After a complete evaluation of trial results, investigators will share final results with the oncology community.
CheckMate-548 is testing Opdivo plus current standard of care (temozolomide and radiation therapy) versus placebo plus standard of care, in patients with newly diagnosed GBM with MGMT promoter methylation.
The secondary endpoints are investigator assessed PFS, and OS rate at 12 and 24 months.

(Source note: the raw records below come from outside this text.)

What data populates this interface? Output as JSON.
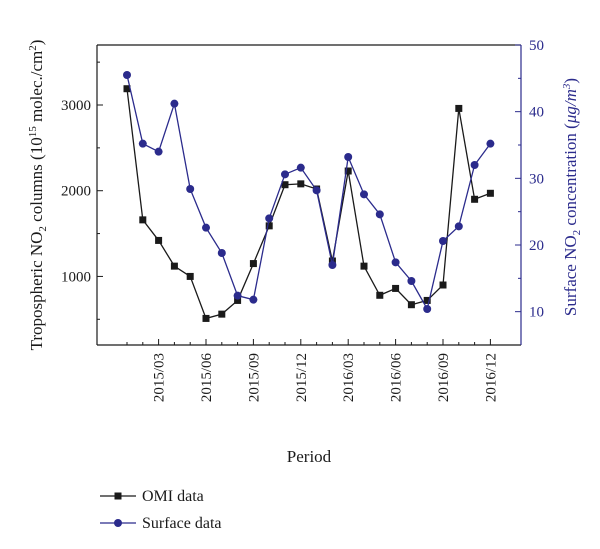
{
  "chart_data": {
    "type": "line",
    "categories": [
      "2015/01",
      "2015/02",
      "2015/03",
      "2015/04",
      "2015/05",
      "2015/06",
      "2015/07",
      "2015/08",
      "2015/09",
      "2015/10",
      "2015/11",
      "2015/12",
      "2016/01",
      "2016/02",
      "2016/03",
      "2016/04",
      "2016/05",
      "2016/06",
      "2016/07",
      "2016/08",
      "2016/09",
      "2016/10",
      "2016/11",
      "2016/12"
    ],
    "tick_labels": [
      "2015/03",
      "2015/06",
      "2015/09",
      "2015/12",
      "2016/03",
      "2016/06",
      "2016/09",
      "2016/12"
    ],
    "tick_indices": [
      2,
      5,
      8,
      11,
      14,
      17,
      20,
      23
    ],
    "xlabel": "Period",
    "ylabel_left": {
      "pre": "Tropospheric NO",
      "sub": "2",
      "mid": " columns (10",
      "sup": "15",
      "post": " molec./cm",
      "sup2": "2",
      "end": ")"
    },
    "ylabel_right": {
      "pre": "Surface NO",
      "sub": "2",
      "mid": " concentration (",
      "mu": "μ",
      "post": "g/m",
      "sup": "3",
      "end": ")"
    },
    "yleft_ticks": [
      "1000",
      "2000",
      "3000"
    ],
    "yright_ticks": [
      "10",
      "20",
      "30",
      "40",
      "50"
    ],
    "ylim_left": [
      200,
      3700
    ],
    "ylim_right": [
      5,
      50
    ],
    "series": [
      {
        "name": "OMI data",
        "axis": "left",
        "color": "#1a1a1a",
        "marker": "square",
        "values": [
          3190,
          1660,
          1420,
          1120,
          1000,
          510,
          560,
          720,
          1150,
          1590,
          2070,
          2080,
          2020,
          1180,
          2230,
          1120,
          780,
          860,
          670,
          720,
          900,
          2960,
          1900,
          1970
        ]
      },
      {
        "name": "Surface data",
        "axis": "right",
        "color": "#2b2b8c",
        "marker": "circle",
        "values": [
          45.5,
          35.2,
          34.0,
          41.2,
          28.4,
          22.6,
          18.8,
          12.4,
          11.8,
          24.0,
          30.6,
          31.6,
          28.2,
          17.0,
          33.2,
          27.6,
          24.6,
          17.4,
          14.6,
          10.4,
          20.6,
          22.8,
          32.0,
          35.2
        ]
      }
    ],
    "legend": "bottom-left",
    "colors": {
      "axis_left": "#1a1a1a",
      "axis_right": "#2b2b8c",
      "grid": false
    }
  }
}
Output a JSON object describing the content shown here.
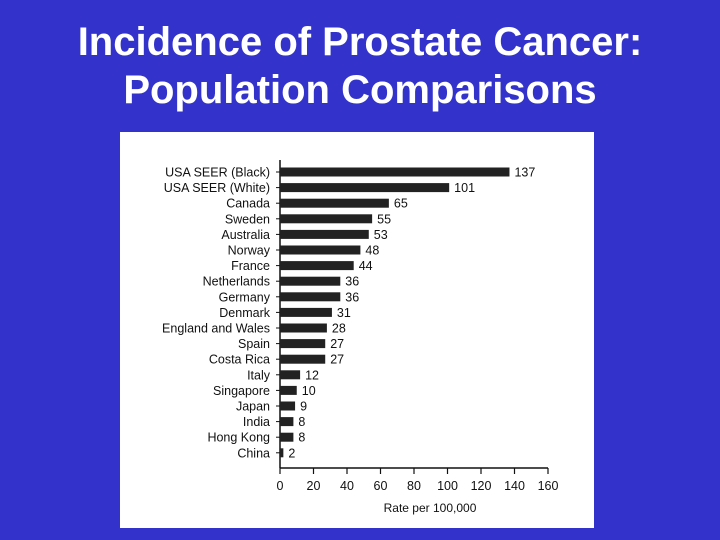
{
  "slide": {
    "title_line1": "Incidence of Prostate Cancer:",
    "title_line2": "Population Comparisons",
    "background_color": "#3333cc",
    "title_color": "#ffffff"
  },
  "chart_data": {
    "type": "bar",
    "orientation": "horizontal",
    "title": "",
    "xlabel": "Rate per 100,000",
    "ylabel": "",
    "xlim": [
      0,
      160
    ],
    "xticks": [
      0,
      20,
      40,
      60,
      80,
      100,
      120,
      140,
      160
    ],
    "bar_color": "#222222",
    "grid": false,
    "data_labels": true,
    "categories": [
      "USA SEER (Black)",
      "USA SEER (White)",
      "Canada",
      "Sweden",
      "Australia",
      "Norway",
      "France",
      "Netherlands",
      "Germany",
      "Denmark",
      "England and Wales",
      "Spain",
      "Costa Rica",
      "Italy",
      "Singapore",
      "Japan",
      "India",
      "Hong Kong",
      "China"
    ],
    "values": [
      137,
      101,
      65,
      55,
      53,
      48,
      44,
      36,
      36,
      31,
      28,
      27,
      27,
      12,
      10,
      9,
      8,
      8,
      2
    ]
  }
}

The news comes as former Celgene shareholders wait to see whether the FDA will approve a cancer cell therapy ahead of a deadline on New Year’s Eve.
Celgene shareholders were given a tradeable three-drug bet known as a Contingent Value Right (CVR) for every share they owned when the companies merged in November last year.
Three drugs need to be approved before certain deadlines for each CVR to pay out $9 – the MS drug Zeposia (ozaonimod) has already been met earlier this year.
The cancer cell therapy for lymphoma known as liso-cel must be approved by the FDA New Year’s Eve, followed by another CAR-T ide-cel on March 31 next year.
Both of these deadlines are under threat, with the FDA waiting on results from an outstanding factory inspection after the regulator delayed its review by three months by three months in May.
That inspection happened a few weeks ago and there renewed hopes the FDA will okay the drug in time for the deadline.
It will also be a close-run thing with multiple myeloma drug ide-cel, which has a decision date just four days before the final 31st March deadline.